Beloved brethren, Christ is Risen!
The feast of the Resurrection of Christ, Pascha, is the central feast of the entire ecclesiastical year and the last of the Triodion and Great Lent, but also the beginning of another period that concludes with the great feast of Pentecost. This feast we celebrate today as well as throughout the entire period of the Pentecostarion, and every Sunday which is dedicated to the Resurrection of Christ.
Many events occurred on the first day of the Resurrection of Christ, as well as the days that followed. Christ appeared to His Disciples, who had prepared properly to see Him Risen and this appearance contributed to their salvation.
On the first day, late in the evening, the Risen Christ appeared to His Disciples, although Thomas was absent, and the next Sunday He appeared again to His Disciples in the Upper Room, with Thomas present. The Apostle Thomas wanted to put his finger on the mark of the nails and his hand on His side to be assured of His Resurrection. It is known that the nails of the crucifixion created wounds on the body of Christ and the lance opened His side from which flowed blood and water. For Thomas to see the wounds caused by the Cross and to touch them he considered it as an assurance of His Resurrection. Christ, by His appearance after eight days, invited the Apostle Thomas to touch the wounds of His body and His side. This is the extreme humility — emptying of Christ, to accept to be touched, as well as His love towards man by satisfying all of his sacred desires. This is why in a hymn of the Church it is written: “Rejoice, investigator!” In other words, Christ rejoices when we investigate. As soon as the Apostle Thomas saw Christ and heard His invitation to touch, he proclaimed: “My Lord and my God” (Jn. 20:19-29). This is a confession of the divinity of Christ with the vision of the Risen Body of Christ. The Gospel of John does not confirm whether the Apostle Thomas touched the Risen Body of Christ, but it only records his confession.
However, in the hymns of the Church it is written that the Apostle Thomas confessed Christ, since previously he had touched the wounds of Christ created by the Cross. “Therefore, having touched and beheld, he confessed that Thou art an unabstract God, and an unsimple Man.” In another hymn it is written that the Apostle Thomas by “touching the side theologized the One incarnate.” He recognized that the Son of God suffered in the flesh and he preached the Risen God. Thus, in Orthodox theology the vision and touching of God are connected.

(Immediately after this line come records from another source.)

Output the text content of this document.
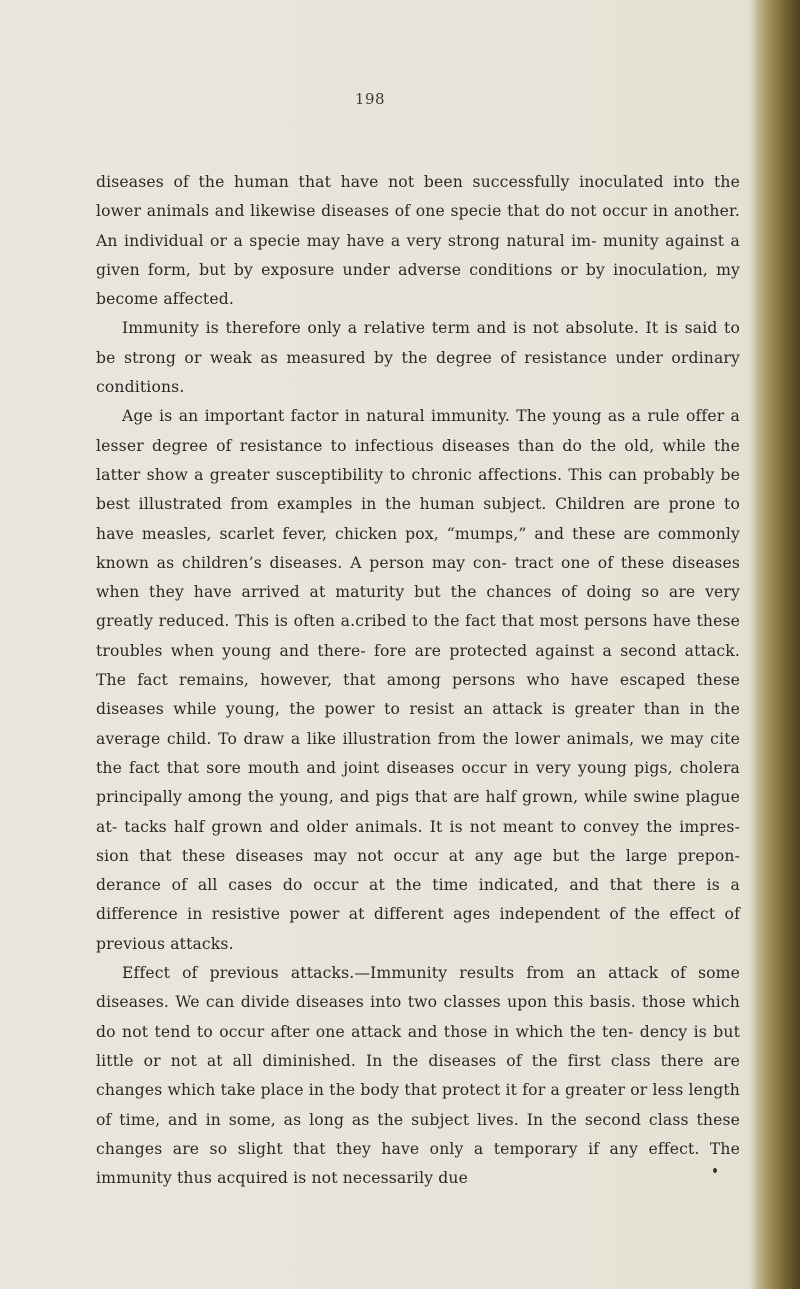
198

diseases of the human that have not been successfully inoculated into the lower animals and likewise diseases of one specie that do not occur in another. An individual or a specie may have a very strong natural im- munity against a given form, but by exposure under adverse conditions or by inoculation, my become affected.

Immunity is therefore only a relative term and is not absolute. It is said to be strong or weak as measured by the degree of resistance under ordinary conditions.

Age is an important factor in natural immunity. The young as a rule offer a lesser degree of resistance to infectious diseases than do the old, while the latter show a greater susceptibility to chronic affections. This can probably be best illustrated from examples in the human subject. Children are prone to have measles, scarlet fever, chicken pox, “mumps,” and these are commonly known as children’s diseases. A person may con- tract one of these diseases when they have arrived at maturity but the chances of doing so are very greatly reduced. This is often a.cribed to the fact that most persons have these troubles when young and there- fore are protected against a second attack. The fact remains, however, that among persons who have escaped these diseases while young, the power to resist an attack is greater than in the average child. To draw a like illustration from the lower animals, we may cite the fact that sore mouth and joint diseases occur in very young pigs, cholera principally among the young, and pigs that are half grown, while swine plague at- tacks half grown and older animals. It is not meant to convey the impres- sion that these diseases may not occur at any age but the large prepon- derance of all cases do occur at the time indicated, and that there is a difference in resistive power at different ages independent of the effect of previous attacks.

Effect of previous attacks.—Immunity results from an attack of some diseases. We can divide diseases into two classes upon this basis. those which do not tend to occur after one attack and those in which the ten- dency is but little or not at all diminished. In the diseases of the first class there are changes which take place in the body that protect it for a greater or less length of time, and in some, as long as the subject lives. In the second class these changes are so slight that they have only a temporary if any effect. The immunity thus acquired is not necessarily due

In another hymn it is written that John, who leaned on the breast of Christ, drew up from there the depth of theology, while Thomas was made worthy of the mystery of the divine economy by touching, that is, he came to know the mystery of the incarnation of Christ and he initiated us into it. Again, in another hymn it is written that Thomas, by putting his hand in the fiery side of Jesus Christ, was not burned by the touch, but the unbelief of his soul changed to verification. The desire of the Apostle Thomas to see and touch the wounds of the body of Christ was not an unbelief in todays meaning of the word, but it was his desire to go from faith by hearing to faith by seeing. He did not only want to hear from the Disciples that Christ had risen, but he wanted to see and verify the Resurrection with his senses. This shows that the life of the Church is empirical, a spiritual relationship, a touching of Christ.
The Church is not an abstract system, but life in its fullest. Christ is not imaginary, but the God-man who has a resurrected body, that shines with the Light of Divinity and we have the ability to touch Him. The Church is the Body of Christ, that consists of its Mysteries, is expressed by its dogmas and sacred canons, and is established by a particular ecclesiastical government. The theology of the Church is empirical, it is “the mystery of the touch.”
We commune of the Body of Christ, when we Clergy liturgize we hold it in our hands. We kiss the Cross, the sacred relics of the Saints, the sacred icons. And when a Christian prays with spiritual strength, he touches eternity and participates in the glory of God.
My beloved brethren,
The Risen Christ is not a man who once lived, but He is the God-man who is always with us. The Resurrection of Christ is not an event of the past, but it is experienced within the life of the Church. We are not people who believe in God only in theory, but we are members of His Risen Body. Christ calls us to touch Him and we must respond to this invitation. This is “the mystery of the touch.” The mystery of divine communication.
I wish you all many years and exclaim: “Christ is Risen”.